Before the Barbizon School there was the School of Fontainebleau, two schools in fact, the first comprising artists brought to decorate the palace during the sixteenth century (including Benvenuto Cellini, who describes the work in his wonderfully vivid Autobiography), the second at the beginning of the seventeenth during one of the phases of renovation and redecoration that continued down to Napoleon's time.  These Mannerist artists were much more interested in mythological figures and allegorical references than in anything to do with landscape, as can be seen in the print below, where a rocky scene is completely dominated by its framing figures. There are numerous references to hunting in their decorative schemes: the forest as resource for the king's pleasure.  The Palace contains a Gallery of Diana and a Gallery of Stags.  There is also a Jardin de Diane, with a fountain dating from the early nineteenth century dedicated to the goddess; its water comes from the mouths of stags and, as my son's were quick to point out, four "pissing dogs". 

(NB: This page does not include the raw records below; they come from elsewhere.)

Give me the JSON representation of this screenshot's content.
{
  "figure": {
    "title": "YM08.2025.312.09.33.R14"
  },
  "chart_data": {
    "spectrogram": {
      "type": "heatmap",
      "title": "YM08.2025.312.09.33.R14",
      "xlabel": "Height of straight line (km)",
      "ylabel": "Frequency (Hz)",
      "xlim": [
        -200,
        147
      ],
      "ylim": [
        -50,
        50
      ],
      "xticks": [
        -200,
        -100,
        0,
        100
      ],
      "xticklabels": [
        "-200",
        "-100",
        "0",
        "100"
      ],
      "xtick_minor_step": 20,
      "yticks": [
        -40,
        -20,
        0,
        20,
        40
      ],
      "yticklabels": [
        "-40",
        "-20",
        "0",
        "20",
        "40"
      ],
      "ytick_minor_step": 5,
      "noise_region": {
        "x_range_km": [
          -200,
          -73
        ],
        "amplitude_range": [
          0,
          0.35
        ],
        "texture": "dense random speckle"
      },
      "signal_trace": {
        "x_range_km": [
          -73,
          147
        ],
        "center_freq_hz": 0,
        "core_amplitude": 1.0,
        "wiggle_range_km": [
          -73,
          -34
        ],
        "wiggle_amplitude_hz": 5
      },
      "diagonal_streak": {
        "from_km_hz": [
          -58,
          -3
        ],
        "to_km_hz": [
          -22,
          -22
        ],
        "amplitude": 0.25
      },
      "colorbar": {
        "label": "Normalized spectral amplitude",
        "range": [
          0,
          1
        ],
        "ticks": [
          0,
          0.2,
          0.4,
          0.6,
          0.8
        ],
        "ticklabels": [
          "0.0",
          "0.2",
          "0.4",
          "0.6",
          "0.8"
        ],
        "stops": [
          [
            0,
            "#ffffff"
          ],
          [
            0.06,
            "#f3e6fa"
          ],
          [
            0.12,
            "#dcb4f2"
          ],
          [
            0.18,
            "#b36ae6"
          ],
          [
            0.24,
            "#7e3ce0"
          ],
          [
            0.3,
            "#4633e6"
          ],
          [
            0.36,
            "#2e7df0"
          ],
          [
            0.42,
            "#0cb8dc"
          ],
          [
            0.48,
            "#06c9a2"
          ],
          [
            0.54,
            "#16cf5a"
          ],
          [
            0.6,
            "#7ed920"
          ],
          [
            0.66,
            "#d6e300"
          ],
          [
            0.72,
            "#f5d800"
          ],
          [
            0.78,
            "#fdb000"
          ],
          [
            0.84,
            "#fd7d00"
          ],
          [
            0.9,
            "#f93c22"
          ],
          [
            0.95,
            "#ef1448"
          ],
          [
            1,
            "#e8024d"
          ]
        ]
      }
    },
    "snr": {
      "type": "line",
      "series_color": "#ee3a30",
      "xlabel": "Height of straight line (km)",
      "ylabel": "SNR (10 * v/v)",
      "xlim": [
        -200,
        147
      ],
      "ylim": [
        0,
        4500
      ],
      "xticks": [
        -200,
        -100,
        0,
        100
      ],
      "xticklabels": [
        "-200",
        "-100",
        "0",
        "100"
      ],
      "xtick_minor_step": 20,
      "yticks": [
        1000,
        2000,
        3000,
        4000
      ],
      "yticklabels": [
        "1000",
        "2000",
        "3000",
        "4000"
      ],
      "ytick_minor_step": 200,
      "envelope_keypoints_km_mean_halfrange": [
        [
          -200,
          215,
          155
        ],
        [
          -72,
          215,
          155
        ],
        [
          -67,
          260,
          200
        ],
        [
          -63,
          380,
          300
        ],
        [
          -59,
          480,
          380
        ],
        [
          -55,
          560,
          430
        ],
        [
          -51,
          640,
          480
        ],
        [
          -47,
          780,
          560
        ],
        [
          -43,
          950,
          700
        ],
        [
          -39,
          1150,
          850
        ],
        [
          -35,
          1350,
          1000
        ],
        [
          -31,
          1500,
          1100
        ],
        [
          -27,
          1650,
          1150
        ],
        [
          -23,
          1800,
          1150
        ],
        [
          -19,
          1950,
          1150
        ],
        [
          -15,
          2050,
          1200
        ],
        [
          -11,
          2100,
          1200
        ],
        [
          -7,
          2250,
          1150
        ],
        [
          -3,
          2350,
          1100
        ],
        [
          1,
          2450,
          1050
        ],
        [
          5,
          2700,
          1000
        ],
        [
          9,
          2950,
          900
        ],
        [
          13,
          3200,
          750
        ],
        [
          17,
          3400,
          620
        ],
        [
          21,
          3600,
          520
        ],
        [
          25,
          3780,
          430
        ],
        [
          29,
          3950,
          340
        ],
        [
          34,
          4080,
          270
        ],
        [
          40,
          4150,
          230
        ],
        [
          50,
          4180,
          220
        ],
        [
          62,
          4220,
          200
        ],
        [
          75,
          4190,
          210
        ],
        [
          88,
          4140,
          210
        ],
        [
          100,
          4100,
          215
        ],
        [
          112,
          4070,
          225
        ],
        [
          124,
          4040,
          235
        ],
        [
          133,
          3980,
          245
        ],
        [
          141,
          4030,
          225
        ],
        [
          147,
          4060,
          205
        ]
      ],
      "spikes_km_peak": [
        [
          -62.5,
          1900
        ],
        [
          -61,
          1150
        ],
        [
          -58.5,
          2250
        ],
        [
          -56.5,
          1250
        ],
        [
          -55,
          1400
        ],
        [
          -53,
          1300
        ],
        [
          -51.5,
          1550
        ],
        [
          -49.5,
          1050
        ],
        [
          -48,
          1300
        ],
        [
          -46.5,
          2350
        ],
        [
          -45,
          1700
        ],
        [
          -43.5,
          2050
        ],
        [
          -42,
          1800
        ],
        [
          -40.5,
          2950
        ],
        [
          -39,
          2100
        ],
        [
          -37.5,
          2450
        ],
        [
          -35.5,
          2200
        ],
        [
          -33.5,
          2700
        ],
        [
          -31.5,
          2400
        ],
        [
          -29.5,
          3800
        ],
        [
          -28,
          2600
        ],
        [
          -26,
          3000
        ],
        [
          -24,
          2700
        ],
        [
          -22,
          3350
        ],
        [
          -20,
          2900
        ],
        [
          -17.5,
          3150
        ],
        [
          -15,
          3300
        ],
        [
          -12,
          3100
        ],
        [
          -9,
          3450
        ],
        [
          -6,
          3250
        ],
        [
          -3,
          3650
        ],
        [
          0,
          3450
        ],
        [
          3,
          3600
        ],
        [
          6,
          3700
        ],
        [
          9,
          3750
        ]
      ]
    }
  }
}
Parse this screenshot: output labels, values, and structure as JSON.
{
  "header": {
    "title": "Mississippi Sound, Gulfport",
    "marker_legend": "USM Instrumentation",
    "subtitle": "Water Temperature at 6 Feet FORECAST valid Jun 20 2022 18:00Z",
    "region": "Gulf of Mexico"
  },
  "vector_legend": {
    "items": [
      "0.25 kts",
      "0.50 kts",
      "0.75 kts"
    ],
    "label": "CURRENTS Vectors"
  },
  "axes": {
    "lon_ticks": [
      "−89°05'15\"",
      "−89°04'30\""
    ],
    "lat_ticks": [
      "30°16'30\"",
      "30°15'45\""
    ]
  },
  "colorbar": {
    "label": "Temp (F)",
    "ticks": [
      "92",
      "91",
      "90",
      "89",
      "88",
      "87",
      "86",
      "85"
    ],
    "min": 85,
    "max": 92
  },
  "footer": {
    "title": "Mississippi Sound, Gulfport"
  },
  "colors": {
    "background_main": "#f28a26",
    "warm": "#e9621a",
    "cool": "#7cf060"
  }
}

Antonio Fantuzzi, Cartouche with male and female satyrs
carrying baskets and flanking a rocky landscape, 1543
Source: Wikimedia Commons

Tommaso Francini, The Château and Gardens, early 17th century
 Source: Wikimedia Commons
One of the Valois Tapestries, showing a festival on the lake at Fontainebleau, 
made shortly after 1580.

The Carp Lake visible in the seventeenth century plan shown above is still there (as are the carp).  The photograph of it below was taken from a rowing boat that I was pressed into hiring.  The lake at Fontainebleau can also be seen in one of the Valois Tapestries, made to commemorate eight of Catherine de' Medici's famous court festivals.  This one took place in 1564 and was just one event in the royal progress that took her and her son, the new king, two and a half years to complete.  The household accompanying them included her 'flying squadron' (L'escadron volant) of eighty seductive ladies-in-waiting, and nine dwarfs who travelled in their own miniature coaches.  The great poet Pierre de Ronsard was present at Fontainebleau, where there were feasts, jousts, sirens singing, Neptune floating in his chariot and an attack on an enchanted island.  I wonder how many of them thought about the real forest beyond the Château as they acted out imaginary battles in an artificial landscape.  A century later the island in the lake was given a small pavilion; later it was restored by Napoleon.  We were warned as we climbed into the boat not to row too close it, although I don't think our inept collective efforts at steering could have got us there anyway.